Бабка глянула строго, как на своего.
— Погреться, тетеньки, пустите.
— Пустили уже.
Молчат. Я стою. Не знаю, что делать дальше, что говорить.
— Куда в непогодь такую? — ворчливо спросила бабка.
— Угнали наших, сам убег… В Ржев иду, к тетке.
— Лютует, супостат, ох, лютует…
Бабка стала отчаянно креститься. Женщина прижала к груди голову пацана.
— Пронеси, господи, и помилуй, — запричитала бабка. — Царица небесная, мать-заступница, спаси рабов твоих грешних, приди…
Меня как огнем опалило.
— У вас немцы, тетеньки? — спросил я.
— Миловал господь, — отозвалась бабка, — как спалили, не заходят более, стороной идут, ироды.
Вот так влетел… Что же делать теперь? Тикать надо. Назад. Надо было так влипнуть…
Готов был сорваться, бежать в лес, туда, откуда пришел.
— Садись к огню, — предложила бабка и выкатила чурбак.
Что делать?
Обсох, поел. Пора. За дверью, слышно было, дождь уняться не мог. Почувствовал, как загорелось во мне что-то, жарко мне сделалось. Встал все же, решил идти.

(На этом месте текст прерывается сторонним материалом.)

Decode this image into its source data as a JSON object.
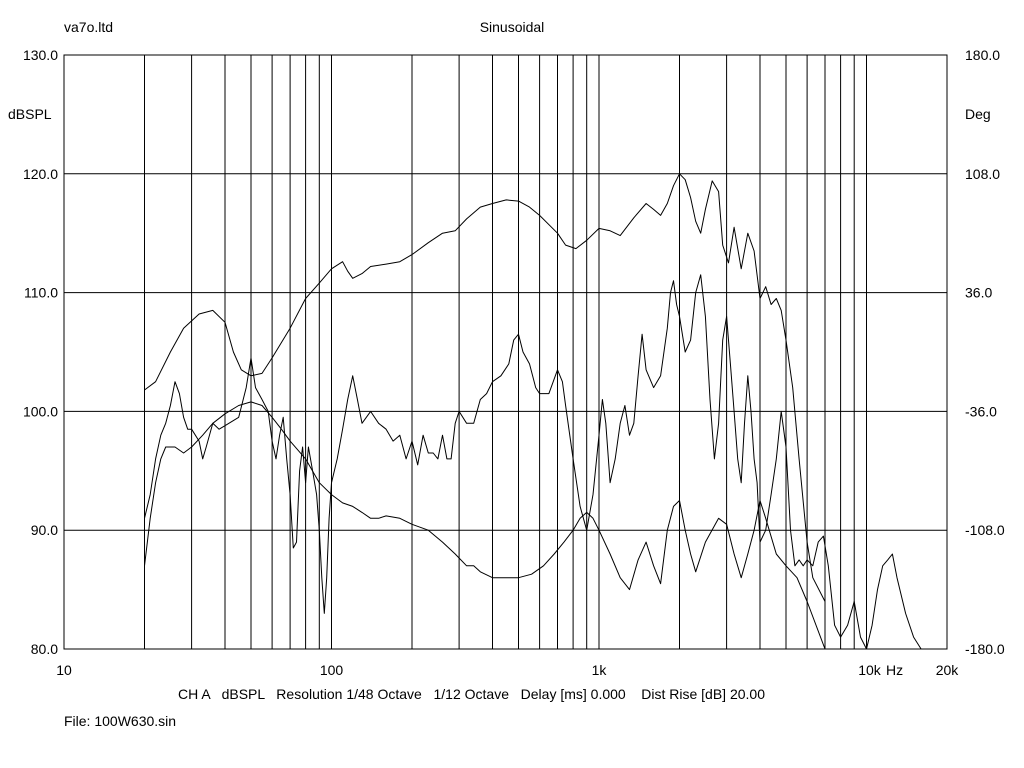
{
  "header": {
    "left": "va7o.ltd",
    "center": "Sinusoidal"
  },
  "footer": {
    "settings": "CH A   dBSPL   Resolution 1/48 Octave   1/12 Octave   Delay [ms] 0.000    Dist Rise [dB] 20.00",
    "file": "File: 100W630.sin"
  },
  "chart_data": {
    "type": "line",
    "x_scale": "log",
    "xlim": [
      10,
      20000
    ],
    "ylim": [
      80,
      130
    ],
    "y2lim": [
      -180,
      180
    ],
    "grid": true,
    "ylabel": "dBSPL",
    "y2label": "Deg",
    "x_unit_label": "Hz",
    "x_tick_labels": [
      "10",
      "100",
      "1k",
      "10k",
      "20k"
    ],
    "y_tick_labels": [
      "130.0",
      "120.0",
      "110.0",
      "100.0",
      "90.0",
      "80.0"
    ],
    "y2_tick_labels": [
      "180.0",
      "108.0",
      "36.0",
      "-36.0",
      "-108.0",
      "-180.0"
    ],
    "x_gridlines": [
      20,
      30,
      40,
      50,
      60,
      70,
      80,
      90,
      100,
      200,
      300,
      400,
      500,
      600,
      700,
      800,
      900,
      1000,
      2000,
      3000,
      4000,
      5000,
      6000,
      7000,
      8000,
      9000,
      10000,
      20000
    ],
    "series": [
      {
        "values": [
          [
            20,
            101.8
          ],
          [
            22,
            102.5
          ],
          [
            25,
            105
          ],
          [
            28,
            107
          ],
          [
            32,
            108.2
          ],
          [
            36,
            108.5
          ],
          [
            40,
            107.5
          ],
          [
            43,
            105
          ],
          [
            46,
            103.5
          ],
          [
            50,
            103
          ],
          [
            55,
            103.2
          ],
          [
            60,
            104.5
          ],
          [
            70,
            107
          ],
          [
            80,
            109.5
          ],
          [
            90,
            110.8
          ],
          [
            100,
            112
          ],
          [
            110,
            112.6
          ],
          [
            115,
            111.8
          ],
          [
            120,
            111.2
          ],
          [
            130,
            111.6
          ],
          [
            140,
            112.2
          ],
          [
            160,
            112.4
          ],
          [
            180,
            112.6
          ],
          [
            200,
            113.2
          ],
          [
            230,
            114.2
          ],
          [
            260,
            115
          ],
          [
            290,
            115.2
          ],
          [
            320,
            116.2
          ],
          [
            360,
            117.2
          ],
          [
            400,
            117.5
          ],
          [
            450,
            117.8
          ],
          [
            500,
            117.7
          ],
          [
            550,
            117.2
          ],
          [
            600,
            116.5
          ],
          [
            700,
            115
          ],
          [
            750,
            114
          ],
          [
            820,
            113.7
          ],
          [
            900,
            114.4
          ],
          [
            1000,
            115.4
          ],
          [
            1100,
            115.2
          ],
          [
            1200,
            114.8
          ],
          [
            1350,
            116.3
          ],
          [
            1500,
            117.5
          ],
          [
            1600,
            117
          ],
          [
            1700,
            116.5
          ],
          [
            1800,
            117.5
          ],
          [
            1900,
            119
          ],
          [
            2000,
            120
          ],
          [
            2100,
            119.5
          ],
          [
            2200,
            118
          ],
          [
            2300,
            116
          ],
          [
            2400,
            115
          ],
          [
            2500,
            117
          ],
          [
            2650,
            119.4
          ],
          [
            2800,
            118.5
          ],
          [
            2900,
            114
          ],
          [
            3050,
            112.5
          ],
          [
            3200,
            115.5
          ],
          [
            3400,
            112
          ],
          [
            3600,
            115
          ],
          [
            3800,
            113.5
          ],
          [
            4000,
            109.5
          ],
          [
            4200,
            110.5
          ],
          [
            4400,
            109
          ],
          [
            4600,
            109.5
          ],
          [
            4800,
            108.5
          ],
          [
            5000,
            106
          ],
          [
            5300,
            102
          ],
          [
            5600,
            96
          ],
          [
            6000,
            89
          ],
          [
            6300,
            86
          ],
          [
            7000,
            84
          ]
        ]
      },
      {
        "values": [
          [
            20,
            87
          ],
          [
            21,
            91
          ],
          [
            22,
            94
          ],
          [
            23,
            96
          ],
          [
            24,
            97
          ],
          [
            26,
            97
          ],
          [
            28,
            96.5
          ],
          [
            30,
            97
          ],
          [
            33,
            98
          ],
          [
            36,
            99
          ],
          [
            40,
            99.8
          ],
          [
            45,
            100.5
          ],
          [
            50,
            100.8
          ],
          [
            55,
            100.5
          ],
          [
            60,
            99.5
          ],
          [
            65,
            98.5
          ],
          [
            70,
            97.5
          ],
          [
            80,
            96
          ],
          [
            90,
            94
          ],
          [
            100,
            93
          ],
          [
            110,
            92.3
          ],
          [
            120,
            92
          ],
          [
            130,
            91.5
          ],
          [
            140,
            91
          ],
          [
            150,
            91
          ],
          [
            160,
            91.2
          ],
          [
            180,
            91
          ],
          [
            200,
            90.5
          ],
          [
            230,
            90
          ],
          [
            260,
            89
          ],
          [
            290,
            88
          ],
          [
            320,
            87
          ],
          [
            340,
            87
          ],
          [
            360,
            86.5
          ],
          [
            400,
            86
          ],
          [
            450,
            86
          ],
          [
            500,
            86
          ],
          [
            560,
            86.3
          ],
          [
            620,
            87
          ],
          [
            680,
            88
          ],
          [
            740,
            89
          ],
          [
            800,
            90
          ],
          [
            850,
            91
          ],
          [
            900,
            91.5
          ],
          [
            950,
            91
          ],
          [
            1000,
            90
          ],
          [
            1100,
            88
          ],
          [
            1200,
            86
          ],
          [
            1300,
            85
          ],
          [
            1400,
            87.5
          ],
          [
            1500,
            89
          ],
          [
            1600,
            87
          ],
          [
            1700,
            85.5
          ],
          [
            1800,
            90
          ],
          [
            1900,
            92
          ],
          [
            2000,
            92.5
          ],
          [
            2100,
            90
          ],
          [
            2200,
            88
          ],
          [
            2300,
            86.5
          ],
          [
            2500,
            89
          ],
          [
            2800,
            91
          ],
          [
            3000,
            90.5
          ],
          [
            3200,
            88
          ],
          [
            3400,
            86
          ],
          [
            3600,
            88
          ],
          [
            3800,
            90
          ],
          [
            4000,
            92.5
          ],
          [
            4200,
            91
          ],
          [
            4600,
            88
          ],
          [
            5000,
            87
          ],
          [
            5500,
            86
          ],
          [
            6000,
            84
          ],
          [
            7000,
            80
          ]
        ]
      },
      {
        "values": [
          [
            20,
            91
          ],
          [
            21,
            93
          ],
          [
            22,
            96
          ],
          [
            23,
            98
          ],
          [
            24,
            99
          ],
          [
            25,
            100.5
          ],
          [
            26,
            102.5
          ],
          [
            27,
            101.5
          ],
          [
            28,
            99.5
          ],
          [
            29,
            98.5
          ],
          [
            30,
            98.5
          ],
          [
            32,
            97.5
          ],
          [
            33,
            96
          ],
          [
            34,
            97
          ],
          [
            36,
            99
          ],
          [
            38,
            98.5
          ],
          [
            40,
            98.8
          ],
          [
            45,
            99.5
          ],
          [
            48,
            102
          ],
          [
            50,
            104.5
          ],
          [
            52,
            102
          ],
          [
            55,
            101
          ],
          [
            58,
            100
          ],
          [
            60,
            97.5
          ],
          [
            62,
            96
          ],
          [
            64,
            98
          ],
          [
            66,
            99.5
          ],
          [
            68,
            96
          ],
          [
            70,
            93
          ],
          [
            72,
            88.5
          ],
          [
            74,
            89
          ],
          [
            76,
            95
          ],
          [
            78,
            97
          ],
          [
            80,
            94
          ],
          [
            82,
            97
          ],
          [
            85,
            95
          ],
          [
            88,
            93
          ],
          [
            90,
            90
          ],
          [
            92,
            86
          ],
          [
            94,
            83
          ],
          [
            96,
            86
          ],
          [
            98,
            91
          ],
          [
            100,
            94
          ],
          [
            105,
            96
          ],
          [
            110,
            98.5
          ],
          [
            115,
            101
          ],
          [
            120,
            103
          ],
          [
            125,
            101
          ],
          [
            130,
            99
          ],
          [
            140,
            100
          ],
          [
            150,
            99
          ],
          [
            160,
            98.5
          ],
          [
            170,
            97.5
          ],
          [
            180,
            98
          ],
          [
            190,
            96
          ],
          [
            200,
            97.5
          ],
          [
            210,
            95.5
          ],
          [
            220,
            98
          ],
          [
            230,
            96.5
          ],
          [
            240,
            96.5
          ],
          [
            250,
            96
          ],
          [
            260,
            98
          ],
          [
            270,
            96
          ],
          [
            280,
            96
          ],
          [
            290,
            99
          ],
          [
            300,
            100
          ],
          [
            320,
            99
          ],
          [
            340,
            99
          ],
          [
            360,
            101
          ],
          [
            380,
            101.5
          ],
          [
            400,
            102.5
          ],
          [
            430,
            103
          ],
          [
            460,
            104
          ],
          [
            480,
            106
          ],
          [
            500,
            106.5
          ],
          [
            520,
            105
          ],
          [
            550,
            104
          ],
          [
            580,
            102
          ],
          [
            600,
            101.5
          ],
          [
            650,
            101.5
          ],
          [
            700,
            103.5
          ],
          [
            730,
            102.5
          ],
          [
            750,
            100.5
          ],
          [
            800,
            96
          ],
          [
            850,
            92
          ],
          [
            900,
            90
          ],
          [
            950,
            93
          ],
          [
            1000,
            98
          ],
          [
            1030,
            101
          ],
          [
            1060,
            99
          ],
          [
            1100,
            94
          ],
          [
            1150,
            96
          ],
          [
            1200,
            99
          ],
          [
            1250,
            100.5
          ],
          [
            1300,
            98
          ],
          [
            1350,
            99
          ],
          [
            1400,
            103
          ],
          [
            1450,
            106.5
          ],
          [
            1500,
            103.5
          ],
          [
            1600,
            102
          ],
          [
            1700,
            103
          ],
          [
            1800,
            107
          ],
          [
            1850,
            110
          ],
          [
            1900,
            111
          ],
          [
            1950,
            109
          ],
          [
            2000,
            108
          ],
          [
            2100,
            105
          ],
          [
            2200,
            106
          ],
          [
            2300,
            110
          ],
          [
            2400,
            111.5
          ],
          [
            2500,
            108
          ],
          [
            2600,
            101
          ],
          [
            2700,
            96
          ],
          [
            2800,
            99
          ],
          [
            2900,
            106
          ],
          [
            3000,
            108
          ],
          [
            3100,
            104
          ],
          [
            3200,
            100
          ],
          [
            3300,
            96
          ],
          [
            3400,
            94
          ],
          [
            3500,
            99
          ],
          [
            3600,
            103
          ],
          [
            3700,
            100
          ],
          [
            3800,
            96
          ],
          [
            3900,
            94
          ],
          [
            4000,
            89
          ],
          [
            4200,
            90
          ],
          [
            4400,
            93
          ],
          [
            4600,
            96
          ],
          [
            4800,
            100
          ],
          [
            5000,
            97
          ],
          [
            5200,
            90
          ],
          [
            5400,
            87
          ],
          [
            5600,
            87.5
          ],
          [
            5800,
            87
          ],
          [
            6000,
            87.5
          ],
          [
            6300,
            87
          ],
          [
            6600,
            89
          ],
          [
            6900,
            89.5
          ],
          [
            7200,
            87
          ],
          [
            7600,
            82
          ],
          [
            8000,
            81
          ],
          [
            8500,
            82
          ],
          [
            9000,
            84
          ],
          [
            9500,
            81
          ],
          [
            10000,
            80
          ],
          [
            10500,
            82
          ],
          [
            11000,
            85
          ],
          [
            11500,
            87
          ],
          [
            12000,
            87.5
          ],
          [
            12500,
            88
          ],
          [
            13000,
            86
          ],
          [
            14000,
            83
          ],
          [
            15000,
            81
          ],
          [
            16000,
            80
          ]
        ]
      }
    ]
  }
}
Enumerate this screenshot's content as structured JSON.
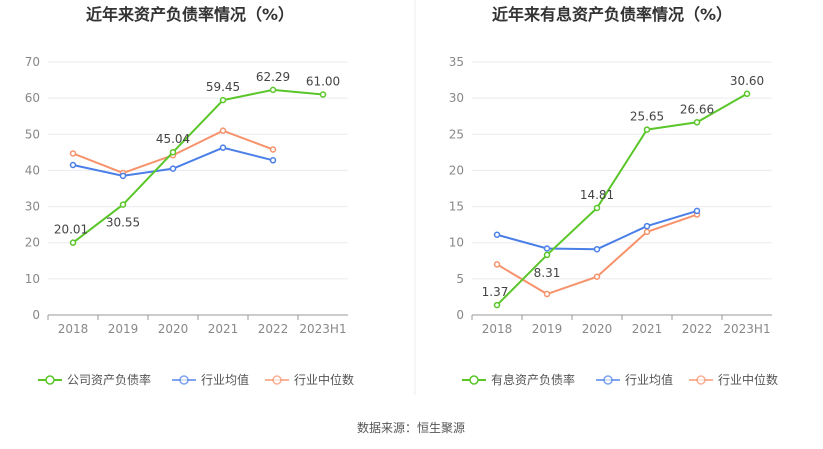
{
  "source": "数据来源：恒生聚源",
  "chart_data": [
    {
      "type": "line",
      "title": "近年来资产负债率情况（%）",
      "categories": [
        "2018",
        "2019",
        "2020",
        "2021",
        "2022",
        "2023H1"
      ],
      "ylim": [
        0,
        70
      ],
      "yticks": [
        0,
        10,
        20,
        30,
        40,
        50,
        60,
        70
      ],
      "grid": true,
      "legend_position": "bottom",
      "series": [
        {
          "name": "公司资产负债率",
          "color": "#5ac629",
          "values": [
            20.01,
            30.55,
            45.04,
            59.45,
            62.29,
            61.0
          ],
          "labels": [
            "20.01",
            "30.55",
            "45.04",
            "59.45",
            "62.29",
            "61.00"
          ]
        },
        {
          "name": "行业均值",
          "color": "#4a7fe8",
          "values": [
            41.5,
            38.5,
            40.5,
            46.3,
            42.8,
            null
          ]
        },
        {
          "name": "行业中位数",
          "color": "#f7936c",
          "values": [
            44.7,
            39.3,
            44.2,
            51.0,
            45.8,
            null
          ]
        }
      ]
    },
    {
      "type": "line",
      "title": "近年来有息资产负债率情况（%）",
      "categories": [
        "2018",
        "2019",
        "2020",
        "2021",
        "2022",
        "2023H1"
      ],
      "ylim": [
        0,
        35
      ],
      "yticks": [
        0,
        5,
        10,
        15,
        20,
        25,
        30,
        35
      ],
      "grid": true,
      "legend_position": "bottom",
      "series": [
        {
          "name": "有息资产负债率",
          "color": "#5ac629",
          "values": [
            1.37,
            8.31,
            14.81,
            25.65,
            26.66,
            30.6
          ],
          "labels": [
            "1.37",
            "8.31",
            "14.81",
            "25.65",
            "26.66",
            "30.60"
          ]
        },
        {
          "name": "行业均值",
          "color": "#4a7fe8",
          "values": [
            11.1,
            9.2,
            9.1,
            12.3,
            14.4,
            null
          ]
        },
        {
          "name": "行业中位数",
          "color": "#f7936c",
          "values": [
            7.0,
            2.9,
            5.3,
            11.5,
            13.9,
            null
          ]
        }
      ]
    }
  ]
}
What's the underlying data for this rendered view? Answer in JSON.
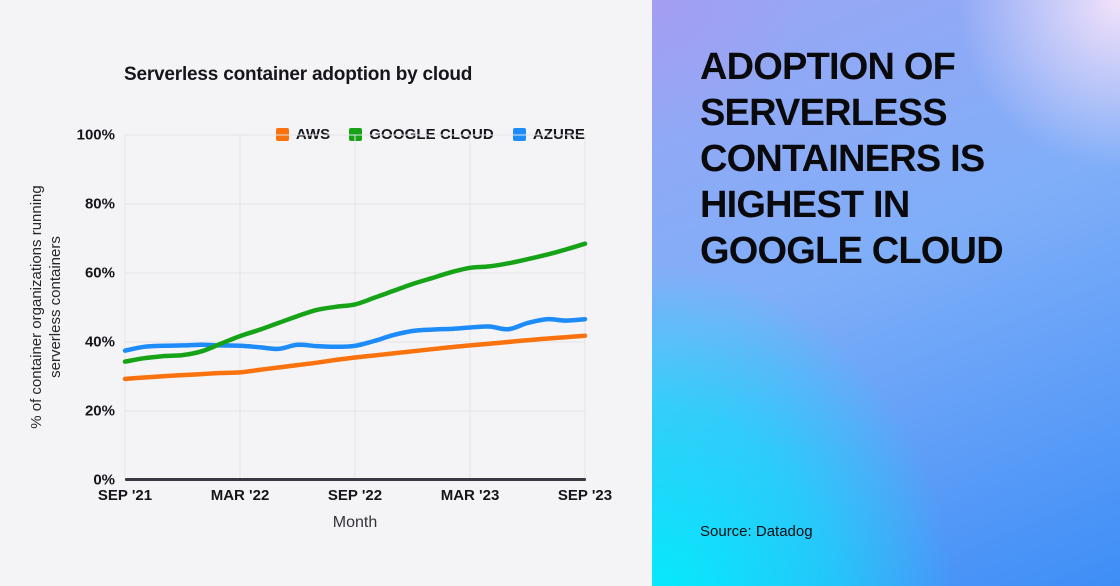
{
  "left_panel": {
    "chart_title": "Serverless container adoption by cloud",
    "y_axis_label_lines": [
      "% of container organizations running",
      "serverless containers"
    ],
    "x_axis_label": "Month"
  },
  "right_panel": {
    "headline_lines": [
      "ADOPTION OF",
      "SERVERLESS",
      "CONTAINERS IS",
      "HIGHEST IN",
      "GOOGLE CLOUD"
    ],
    "source": "Source: Datadog"
  },
  "chart_data": {
    "type": "line",
    "title": "Serverless container adoption by cloud",
    "xlabel": "Month",
    "ylabel": "% of container organizations running serverless containers",
    "ylim": [
      0,
      100
    ],
    "grid": true,
    "legend_position": "top-right",
    "y_tick_labels": [
      "0%",
      "20%",
      "40%",
      "60%",
      "80%",
      "100%"
    ],
    "x_tick_labels": [
      "SEP '21",
      "MAR '22",
      "SEP '22",
      "MAR '23",
      "SEP '23"
    ],
    "x": [
      "Sep '21",
      "Oct '21",
      "Nov '21",
      "Dec '21",
      "Jan '22",
      "Feb '22",
      "Mar '22",
      "Apr '22",
      "May '22",
      "Jun '22",
      "Jul '22",
      "Aug '22",
      "Sep '22",
      "Oct '22",
      "Nov '22",
      "Dec '22",
      "Jan '23",
      "Feb '23",
      "Mar '23",
      "Apr '23",
      "May '23",
      "Jun '23",
      "Jul '23",
      "Aug '23",
      "Sep '23"
    ],
    "series": [
      {
        "name": "AWS",
        "color": "#F9720D",
        "values": [
          29.3,
          29.7,
          30.1,
          30.4,
          30.7,
          31.0,
          31.2,
          31.9,
          32.6,
          33.3,
          34.0,
          34.8,
          35.5,
          36.1,
          36.7,
          37.3,
          37.9,
          38.5,
          39.0,
          39.5,
          40.0,
          40.5,
          41.0,
          41.4,
          41.8
        ]
      },
      {
        "name": "GOOGLE CLOUD",
        "color": "#17A317",
        "values": [
          34.3,
          35.3,
          35.9,
          36.2,
          37.3,
          39.5,
          41.7,
          43.5,
          45.5,
          47.5,
          49.3,
          50.2,
          50.9,
          52.8,
          54.8,
          56.8,
          58.5,
          60.2,
          61.5,
          61.9,
          62.8,
          64.0,
          65.3,
          66.8,
          68.5
        ]
      },
      {
        "name": "AZURE",
        "color": "#1D8CF8",
        "values": [
          37.5,
          38.6,
          38.9,
          39.0,
          39.2,
          39.0,
          38.9,
          38.5,
          38.0,
          39.2,
          38.8,
          38.6,
          38.9,
          40.3,
          42.0,
          43.2,
          43.6,
          43.8,
          44.2,
          44.5,
          43.7,
          45.5,
          46.6,
          46.2,
          46.6
        ]
      }
    ],
    "colors": {
      "gridline": "#E4E4E8",
      "axis_line": "#3A3A44",
      "panel_background": "#F4F4F6"
    }
  }
}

— Куда собрался в непогодь такую, ночуй, — приказала бабка.
Я остался. Жар держал меня и ломал несколько дней. Все эти дни ни бабка, ни женщина, ни ее сын почти не выходили из землянки. То, что рассказывала бабка, пугало. Женщину, как немцы пришли, избили полицаи. Сына ее Василька пороть за что-то стали, она вступилась. Ее скрутили и опозорили: голую при народе секли. С тех пор она не в себе.
Лежал, смотрел на Василька, на его мать, на бабку. Бабка носила в землянку воду, дрова. Мать с сыном или спали, или, сидя, смотрели на огонь. Все время она держала голову Василька двумя руками. Стоит огню в печи колыхнуться, прижимала сына к груди. Вроде как потерять боялась.